# A chemist titrates 300.0 mL of HCl with a 3.5 M solution of NaOH and requires 48.5 mL of the base to reach the endpoint. What is the concentration of the hydrochloric acid?

*print*Print*list*Cite

### 3 Answers

This is an example of a classic strong acid and strong base titration. Hydrochloric acid (HCl) reacts with sodium hydroxide (NaOH) to form table salt (sodium chloride; NaCl) and water (H2O). The chemical equation is shown below:

HCl + NaOH --> NaCl + H2O

We can see that one mole of acid reacts with one mole of base. So if we can find the number of moles of NaOH used to reach the endpoint, then we know that this will be the same as the number of moles of HCl present to begin with. Since we know both the concentration and volume of NaOH used, we can readily calculate the moles by multiplying the two values.

(3.5 moles/liter) * (0.0485 liters) = 0.170 moles NaOH

Since the acid and base react in a 1 to 1 molar fashion, we know that this means that 0.170 moles of HCl was present in the original solution of hydrochloric acid. Since we know that 300 mL of acid was present, we can divide the two values to find the concentration.

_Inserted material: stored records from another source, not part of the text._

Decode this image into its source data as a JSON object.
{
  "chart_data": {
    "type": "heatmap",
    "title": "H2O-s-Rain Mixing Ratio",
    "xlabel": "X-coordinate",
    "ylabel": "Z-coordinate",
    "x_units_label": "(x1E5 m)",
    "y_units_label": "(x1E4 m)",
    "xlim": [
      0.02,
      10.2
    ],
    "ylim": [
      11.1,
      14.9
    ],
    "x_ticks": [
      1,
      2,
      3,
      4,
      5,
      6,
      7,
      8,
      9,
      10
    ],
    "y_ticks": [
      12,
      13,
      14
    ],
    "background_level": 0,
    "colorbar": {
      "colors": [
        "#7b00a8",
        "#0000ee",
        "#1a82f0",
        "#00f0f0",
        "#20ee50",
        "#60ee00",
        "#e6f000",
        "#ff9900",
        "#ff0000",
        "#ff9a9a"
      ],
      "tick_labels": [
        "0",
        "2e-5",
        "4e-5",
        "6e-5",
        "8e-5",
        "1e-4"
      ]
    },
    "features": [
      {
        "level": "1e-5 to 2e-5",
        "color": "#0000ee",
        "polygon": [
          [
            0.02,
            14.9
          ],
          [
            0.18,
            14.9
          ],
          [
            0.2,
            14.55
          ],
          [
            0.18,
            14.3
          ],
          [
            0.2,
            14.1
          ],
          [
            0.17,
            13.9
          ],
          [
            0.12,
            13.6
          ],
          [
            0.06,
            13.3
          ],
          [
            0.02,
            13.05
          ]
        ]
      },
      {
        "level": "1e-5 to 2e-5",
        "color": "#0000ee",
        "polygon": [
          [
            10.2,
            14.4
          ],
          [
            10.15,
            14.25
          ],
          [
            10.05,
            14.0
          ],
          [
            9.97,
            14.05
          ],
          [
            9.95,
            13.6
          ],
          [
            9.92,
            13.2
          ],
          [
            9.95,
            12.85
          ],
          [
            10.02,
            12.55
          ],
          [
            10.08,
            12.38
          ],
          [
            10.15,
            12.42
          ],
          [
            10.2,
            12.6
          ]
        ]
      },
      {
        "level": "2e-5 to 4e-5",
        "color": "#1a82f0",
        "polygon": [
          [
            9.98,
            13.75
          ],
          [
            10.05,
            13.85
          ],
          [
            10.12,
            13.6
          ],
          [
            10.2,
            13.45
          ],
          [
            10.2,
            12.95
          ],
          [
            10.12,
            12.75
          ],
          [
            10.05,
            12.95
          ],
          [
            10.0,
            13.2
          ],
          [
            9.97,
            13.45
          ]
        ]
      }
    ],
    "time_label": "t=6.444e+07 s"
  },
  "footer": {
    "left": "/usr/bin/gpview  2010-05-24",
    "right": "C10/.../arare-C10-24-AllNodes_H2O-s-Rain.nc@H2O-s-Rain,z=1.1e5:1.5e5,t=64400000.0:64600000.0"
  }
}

(0.170 moles/0.3 liters) = 0.567 M HCl

**So the concentration of hydrochloric acid used is 0.567 M.**

**Sources:**

When solving for titration problems, we must first find out the mole ratios in which the acid and base react, in addition to the type of acid and base that is present (weak vs. strong).

In this case, the mole ratios are very simple. The reaction takes place as follows:

`HCl + NaOH -> H_2O + NaCl`

This shows that the two compounds react in a 1:1 ratio. Furthermore, they are both strong acids (HCl) and bases (NaOH), meaning they dissociate completely, so we do not have to worry about computing how much actually goes toward the reaction.

When asked to determine the molarity of an unknown solution given the volume used and the molarity and volume of the other solution, the following equation can be used:

`M_1V_1 = M_2V_2`

in which M = molarity and V = volume.

After making sure both the units for volume are the same, the numbers can simply be plugged into this equation.

`(3.5M)(300.0ml) = M_2(48.5ml)`

Then, solve for `M_2`

`M_2 = ((3.5M)(300.0ml))/(48.5ml) = 0.57M`

Thus, the molarity of the unknown solution is 0.57M

HCl and NaOH are strong acids/bases, which means they dissociate completely. Their ions are the same molarity as the solutions.

At the equivalence point, the moles of H+ equals the moles of OH-. You can use this equation:

`["acid"]("volume") = ["base"]("volume")`

Plug in your known values...

`["acid"](300"mL") = (3.5 "M")(48.5 "mL")`

... and solve for the unknown.

`["acid"] = 0.566 "M"`

Or 0.57M with two sig figs. There is no need to convert mL to L if the units are the same on both sides of the equal sign.